4.5. Important Nodes Searching for Downstream Routing
4.5.1. Settings
We performed performance evaluations within the downstream routing task on two datasets. One is the synthetic dataset nPSO-1, and the other is the realistic dataset DBLP. The other settings are the same as the previous evaluation.
4.5.2. Metrics
Traffic Load Centrality (TLC): First, we use TLC to calculate the importance of nodes for routing. It assumes each node sends a unit of some commodity (e.g., traffic) to any other node. The commodity is transferred from one node to a neighbor closest to the destination. If more than one such neighbor exists, the commodity would be equally divided among them. TLC is defined as the total amount of commodities passing through a node via these exchanges [
53]. The more the commodity passes, the more important the node is.

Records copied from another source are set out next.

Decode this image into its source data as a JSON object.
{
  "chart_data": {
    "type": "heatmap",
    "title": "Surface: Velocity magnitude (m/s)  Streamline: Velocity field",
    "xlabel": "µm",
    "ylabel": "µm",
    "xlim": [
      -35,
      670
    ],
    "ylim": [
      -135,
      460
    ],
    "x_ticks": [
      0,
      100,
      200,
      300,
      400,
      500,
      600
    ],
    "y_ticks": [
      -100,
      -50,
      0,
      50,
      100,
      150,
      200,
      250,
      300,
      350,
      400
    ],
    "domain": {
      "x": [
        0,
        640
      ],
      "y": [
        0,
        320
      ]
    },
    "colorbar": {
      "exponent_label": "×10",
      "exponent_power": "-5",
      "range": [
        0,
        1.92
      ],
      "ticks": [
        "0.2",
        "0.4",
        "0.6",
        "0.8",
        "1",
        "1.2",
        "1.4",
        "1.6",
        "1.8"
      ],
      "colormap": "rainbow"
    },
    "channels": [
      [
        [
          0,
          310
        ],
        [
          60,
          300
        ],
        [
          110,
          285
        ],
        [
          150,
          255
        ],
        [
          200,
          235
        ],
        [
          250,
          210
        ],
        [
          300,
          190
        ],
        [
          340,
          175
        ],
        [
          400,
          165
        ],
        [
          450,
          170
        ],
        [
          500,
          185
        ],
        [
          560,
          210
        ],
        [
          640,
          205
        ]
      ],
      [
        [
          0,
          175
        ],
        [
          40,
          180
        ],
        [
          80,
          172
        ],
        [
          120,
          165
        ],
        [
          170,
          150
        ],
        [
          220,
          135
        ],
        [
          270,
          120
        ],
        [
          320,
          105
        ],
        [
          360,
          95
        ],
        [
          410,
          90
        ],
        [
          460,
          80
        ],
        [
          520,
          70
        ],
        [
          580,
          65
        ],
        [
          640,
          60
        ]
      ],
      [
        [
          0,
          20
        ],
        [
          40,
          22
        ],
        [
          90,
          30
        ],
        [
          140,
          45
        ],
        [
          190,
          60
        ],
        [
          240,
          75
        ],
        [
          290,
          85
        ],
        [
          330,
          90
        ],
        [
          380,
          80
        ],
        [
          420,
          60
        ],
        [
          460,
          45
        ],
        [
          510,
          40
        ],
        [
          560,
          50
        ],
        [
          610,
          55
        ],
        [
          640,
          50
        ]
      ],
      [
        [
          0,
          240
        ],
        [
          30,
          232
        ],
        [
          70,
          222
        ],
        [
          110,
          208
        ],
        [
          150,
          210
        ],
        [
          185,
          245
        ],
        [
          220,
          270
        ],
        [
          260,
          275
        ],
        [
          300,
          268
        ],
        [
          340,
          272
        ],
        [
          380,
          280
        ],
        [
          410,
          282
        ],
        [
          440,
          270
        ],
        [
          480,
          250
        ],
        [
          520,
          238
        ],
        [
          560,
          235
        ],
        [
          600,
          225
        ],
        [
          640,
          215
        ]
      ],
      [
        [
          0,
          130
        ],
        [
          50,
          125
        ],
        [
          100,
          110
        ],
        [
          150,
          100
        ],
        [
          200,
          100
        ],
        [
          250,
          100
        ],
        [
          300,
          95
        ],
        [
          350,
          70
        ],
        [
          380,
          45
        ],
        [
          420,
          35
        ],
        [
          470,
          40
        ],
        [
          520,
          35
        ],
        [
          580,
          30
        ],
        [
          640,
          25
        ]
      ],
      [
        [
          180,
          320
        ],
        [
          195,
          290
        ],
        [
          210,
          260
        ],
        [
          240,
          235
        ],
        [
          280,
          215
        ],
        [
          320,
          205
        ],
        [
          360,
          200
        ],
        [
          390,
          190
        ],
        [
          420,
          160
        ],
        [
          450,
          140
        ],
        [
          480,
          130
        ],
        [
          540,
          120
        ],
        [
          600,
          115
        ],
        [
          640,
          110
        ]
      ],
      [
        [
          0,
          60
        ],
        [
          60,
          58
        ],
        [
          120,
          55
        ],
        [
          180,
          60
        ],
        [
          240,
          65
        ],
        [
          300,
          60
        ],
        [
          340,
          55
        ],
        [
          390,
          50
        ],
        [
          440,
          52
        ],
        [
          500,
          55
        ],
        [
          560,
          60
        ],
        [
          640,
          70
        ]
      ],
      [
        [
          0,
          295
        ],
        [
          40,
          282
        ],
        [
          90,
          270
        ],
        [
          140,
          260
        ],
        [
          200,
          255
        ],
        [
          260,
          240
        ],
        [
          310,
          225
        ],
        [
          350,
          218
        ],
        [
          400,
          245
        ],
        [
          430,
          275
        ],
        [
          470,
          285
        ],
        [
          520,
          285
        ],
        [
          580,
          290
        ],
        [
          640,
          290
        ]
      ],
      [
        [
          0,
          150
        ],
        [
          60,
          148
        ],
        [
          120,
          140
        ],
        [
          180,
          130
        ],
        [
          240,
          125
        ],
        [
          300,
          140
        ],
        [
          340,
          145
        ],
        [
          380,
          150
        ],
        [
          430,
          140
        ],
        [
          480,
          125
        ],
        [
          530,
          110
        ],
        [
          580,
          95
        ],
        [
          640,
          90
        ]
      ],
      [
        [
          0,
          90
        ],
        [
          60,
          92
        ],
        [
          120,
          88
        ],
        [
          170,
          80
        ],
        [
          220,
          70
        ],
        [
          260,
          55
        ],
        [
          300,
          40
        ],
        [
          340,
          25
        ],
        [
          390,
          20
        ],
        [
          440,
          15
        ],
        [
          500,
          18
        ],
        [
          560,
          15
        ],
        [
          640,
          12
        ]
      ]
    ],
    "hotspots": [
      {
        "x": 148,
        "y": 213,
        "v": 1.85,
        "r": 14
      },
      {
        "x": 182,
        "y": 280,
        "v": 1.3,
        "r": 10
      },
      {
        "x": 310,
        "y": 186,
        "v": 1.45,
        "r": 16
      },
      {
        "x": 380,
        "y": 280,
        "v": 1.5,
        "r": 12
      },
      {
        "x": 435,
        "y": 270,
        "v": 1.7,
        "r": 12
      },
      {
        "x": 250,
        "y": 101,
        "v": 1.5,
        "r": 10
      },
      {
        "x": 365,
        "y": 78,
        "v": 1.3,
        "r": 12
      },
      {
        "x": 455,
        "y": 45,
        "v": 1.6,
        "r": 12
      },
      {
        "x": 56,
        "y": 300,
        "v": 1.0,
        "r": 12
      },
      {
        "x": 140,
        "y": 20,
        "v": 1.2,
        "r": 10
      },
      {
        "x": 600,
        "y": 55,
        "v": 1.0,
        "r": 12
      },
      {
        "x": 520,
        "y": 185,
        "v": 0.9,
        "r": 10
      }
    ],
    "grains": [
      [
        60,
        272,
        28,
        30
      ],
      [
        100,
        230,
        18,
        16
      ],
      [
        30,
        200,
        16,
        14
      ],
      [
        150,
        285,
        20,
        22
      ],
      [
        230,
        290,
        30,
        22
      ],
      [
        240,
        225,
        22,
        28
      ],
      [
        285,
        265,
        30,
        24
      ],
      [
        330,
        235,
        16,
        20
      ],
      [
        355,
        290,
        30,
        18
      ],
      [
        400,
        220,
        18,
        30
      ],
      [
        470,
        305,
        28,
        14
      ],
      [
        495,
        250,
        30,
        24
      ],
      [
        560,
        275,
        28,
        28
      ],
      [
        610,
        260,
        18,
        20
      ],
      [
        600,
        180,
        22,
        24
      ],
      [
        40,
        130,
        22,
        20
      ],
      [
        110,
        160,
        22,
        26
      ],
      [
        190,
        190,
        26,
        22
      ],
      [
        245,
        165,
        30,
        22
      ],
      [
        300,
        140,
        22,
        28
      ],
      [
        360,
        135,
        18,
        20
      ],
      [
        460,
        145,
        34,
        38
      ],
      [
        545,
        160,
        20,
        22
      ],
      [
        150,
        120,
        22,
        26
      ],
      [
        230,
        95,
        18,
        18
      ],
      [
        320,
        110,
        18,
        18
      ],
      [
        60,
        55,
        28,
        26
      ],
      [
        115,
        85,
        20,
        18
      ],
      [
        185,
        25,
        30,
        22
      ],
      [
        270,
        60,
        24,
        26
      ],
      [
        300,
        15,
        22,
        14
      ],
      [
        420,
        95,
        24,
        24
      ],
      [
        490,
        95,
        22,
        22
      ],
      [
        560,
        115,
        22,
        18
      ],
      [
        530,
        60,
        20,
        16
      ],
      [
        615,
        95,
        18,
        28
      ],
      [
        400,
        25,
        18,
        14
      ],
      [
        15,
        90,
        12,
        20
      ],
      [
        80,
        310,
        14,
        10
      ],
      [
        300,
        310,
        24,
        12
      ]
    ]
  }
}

Hyperbolic Traffic Load Centrality (HTLC): HTLC is an approximation of TLC. It assumes each node sends a unit of some commodity to each other node, and from each node (except the destination), the commodity is equally divided to its greedy neighbors. HTLC is defined as the total amount of commodity passing through a node via these exchanges. Thus, HTLC considers greedy paths over hyperbolic coordinates instead of hop-measured shortest paths [
54].
We calculate HTLC using hyperbolic coordinates obtained from each scheme, respectively. Then, we compare the top-k nodes by HTLC with that by TLC that do not need hyperbolic coordinates. The more nodes in the intersection of top-k nodes by HTLC and, therefore, by TLC, the better the scheme is.
4.5.3. Results
The results of important node searching are shown in
Figure 9 and
Figure 10. The “prediction” means that we use HTLC to predict the top-k nodes, which is calculated by TLC. The results show that our scheme does not achieve the best result, but the difference between our scheme and the other schemes is minor. This is consistent with our target, i.e., to reduce the complexity of dynamic hyperbolic embedding while maintaining good precision for downstream tasks.